A: It was originally going to start when Doby entered the league with the Indians, on July 5, 1947. I was going to start the narrative right in the middle and do flashbacks as necessary. But as I was researching, I realized you really needed to get the wartime experiences — all of them had experiences then that shaped how they approached the postwar years. And I found these characters were crisscrossing with one another and even colliding before they’re together on the Indians. Feller and Paige first faced each other when Feller was 17. They played against each other dozens of times in barnstorming games that captured the nation’s attention. Feller had it in his mind all those years that he really wanted to join forces with Paige. So I needed to go a lot further back, which is why the book now starts in 1936, to show who these men were before and during the war.

Also of note:

== In 2015, Epplin, who is also a huge fan of Charles Schultz’s “Peanuts,” penned a piece for L.A. Review of Books about the demise of the newspaper cartoon section.
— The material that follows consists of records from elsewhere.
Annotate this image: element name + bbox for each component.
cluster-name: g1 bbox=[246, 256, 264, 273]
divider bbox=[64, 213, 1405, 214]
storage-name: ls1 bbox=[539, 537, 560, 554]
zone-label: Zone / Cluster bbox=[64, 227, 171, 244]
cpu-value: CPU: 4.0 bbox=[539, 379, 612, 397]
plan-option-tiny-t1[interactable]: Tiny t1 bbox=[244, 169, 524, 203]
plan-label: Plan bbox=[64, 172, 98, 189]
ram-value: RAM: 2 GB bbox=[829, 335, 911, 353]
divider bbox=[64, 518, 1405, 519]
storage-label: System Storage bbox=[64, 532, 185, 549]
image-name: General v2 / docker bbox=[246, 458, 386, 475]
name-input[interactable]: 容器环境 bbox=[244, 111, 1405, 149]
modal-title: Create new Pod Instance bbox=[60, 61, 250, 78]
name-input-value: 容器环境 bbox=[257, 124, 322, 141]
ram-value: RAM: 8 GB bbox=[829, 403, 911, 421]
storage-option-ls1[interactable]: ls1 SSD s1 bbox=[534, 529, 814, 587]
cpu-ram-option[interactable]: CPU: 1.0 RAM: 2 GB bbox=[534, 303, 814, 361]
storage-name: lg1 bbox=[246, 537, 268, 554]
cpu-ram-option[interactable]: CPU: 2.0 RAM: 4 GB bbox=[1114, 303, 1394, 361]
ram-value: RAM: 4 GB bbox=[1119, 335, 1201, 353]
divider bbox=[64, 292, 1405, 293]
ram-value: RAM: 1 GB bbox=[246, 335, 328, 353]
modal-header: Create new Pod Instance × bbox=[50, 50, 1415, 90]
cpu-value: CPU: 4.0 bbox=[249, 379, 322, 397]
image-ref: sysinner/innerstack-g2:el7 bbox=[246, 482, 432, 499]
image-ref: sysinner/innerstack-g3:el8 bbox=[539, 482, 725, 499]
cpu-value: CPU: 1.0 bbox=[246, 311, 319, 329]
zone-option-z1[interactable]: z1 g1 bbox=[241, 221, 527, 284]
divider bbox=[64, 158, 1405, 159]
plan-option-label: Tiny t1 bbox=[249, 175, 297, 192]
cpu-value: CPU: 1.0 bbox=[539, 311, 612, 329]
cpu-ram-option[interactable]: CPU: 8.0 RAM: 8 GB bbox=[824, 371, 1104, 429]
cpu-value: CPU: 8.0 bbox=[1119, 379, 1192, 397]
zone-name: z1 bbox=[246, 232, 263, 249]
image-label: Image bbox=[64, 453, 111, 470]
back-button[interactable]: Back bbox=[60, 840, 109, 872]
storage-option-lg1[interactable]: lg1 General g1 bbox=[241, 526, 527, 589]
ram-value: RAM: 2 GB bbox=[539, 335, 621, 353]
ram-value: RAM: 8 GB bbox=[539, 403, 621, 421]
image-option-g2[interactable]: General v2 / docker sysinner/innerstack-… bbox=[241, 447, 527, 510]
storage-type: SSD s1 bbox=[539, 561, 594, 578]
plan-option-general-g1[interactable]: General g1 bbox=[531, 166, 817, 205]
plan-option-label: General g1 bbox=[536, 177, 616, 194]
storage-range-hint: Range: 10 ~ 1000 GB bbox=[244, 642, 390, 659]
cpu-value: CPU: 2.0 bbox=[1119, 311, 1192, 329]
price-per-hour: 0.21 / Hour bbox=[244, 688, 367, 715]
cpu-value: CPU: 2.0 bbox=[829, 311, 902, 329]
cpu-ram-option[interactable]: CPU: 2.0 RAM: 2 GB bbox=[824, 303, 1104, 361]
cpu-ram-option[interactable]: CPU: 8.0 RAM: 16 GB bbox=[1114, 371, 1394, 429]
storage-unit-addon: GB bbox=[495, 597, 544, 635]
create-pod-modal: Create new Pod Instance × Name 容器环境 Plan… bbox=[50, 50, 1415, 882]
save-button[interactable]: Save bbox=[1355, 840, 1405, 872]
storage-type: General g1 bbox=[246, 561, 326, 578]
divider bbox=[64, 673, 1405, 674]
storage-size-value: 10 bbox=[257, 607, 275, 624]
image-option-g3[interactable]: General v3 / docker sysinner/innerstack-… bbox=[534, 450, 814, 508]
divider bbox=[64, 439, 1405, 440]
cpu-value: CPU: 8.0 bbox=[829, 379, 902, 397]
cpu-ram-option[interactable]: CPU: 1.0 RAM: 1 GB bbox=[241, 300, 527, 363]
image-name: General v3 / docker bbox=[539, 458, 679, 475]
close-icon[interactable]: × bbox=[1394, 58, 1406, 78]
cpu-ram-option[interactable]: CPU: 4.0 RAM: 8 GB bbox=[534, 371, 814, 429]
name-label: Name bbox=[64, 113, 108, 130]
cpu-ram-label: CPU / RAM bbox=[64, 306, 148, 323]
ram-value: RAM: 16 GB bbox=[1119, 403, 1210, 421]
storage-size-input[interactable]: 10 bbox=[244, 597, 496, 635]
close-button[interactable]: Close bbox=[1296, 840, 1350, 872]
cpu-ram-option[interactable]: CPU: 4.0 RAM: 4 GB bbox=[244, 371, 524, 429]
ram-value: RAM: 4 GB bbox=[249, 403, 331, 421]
== One more thing to consider about the history of Cleveland baseball, less than 50 years before that ‘48 season:


More to read

* Rocco Constantino’s “Beyond Baseball’s Color Barrier: The Story of African Americans in Major League Baseball Past, Present and Future” (Rowman & Littlefield, $32, 232 pages, due for release May 12, 2021) may already look a bit outdated with a cover photo of Mookie Betts in a Boston Red Sox uniform. Yet inside, there’s mention of how the Dodgers’ Dave Roberts was the first considered to be African-American (he is also part Asian) to lead a National League team to a World Series title — with Betts leading the way.
Here, we go back to Black participation in baseball from the 1800s to the present, including its boom of the 1970s through the strike of ’94, when stars like Aaron, Mays and others gained a rightful spotlight and the torch was passed onto the likes of Barry Bonds, Frank Thomas, Kirby Puckett, Barry Larkin and Ken Griffey Jr.
“While the percentage of African American ballplayers may have steadily decreased in the past 20 years, the impact they have made on the game has not,” writes Constantino, a Santa Barbara resident. “But before all of that was possible, there was Will White, Moses Fleetwood Walker and the subsequent rift that divided baseball along the color line for more than 60 years.”
Erik Sherman, author of the latest “Two Sides of Glory: The 1986 Boston Red Sox,” offers this review for the work of Constantino: “Not since [Robert] Peterson’s ‘Only the Ball Was White’ (released in 1999) have I read a more complete, thought-provoking history of the Black experience as it pertains to both the Negro and Major Leagues. Even better, in ‘Beyond Baseball’s Color Line,’ Constantino takes a deeper dive, bringing us full circle from the pre-Jackie Robinson era to today when African American participation in the game is at a multi-decades low. Constantino brings to life the legends and voices of Black baseball—their struggles, their courage, and their oft-untold exploits. A must-read for anyone who wants a more thorough picture of our National Pastime—and our country’s complicated history. An appropriate story for our current, turbulent times.”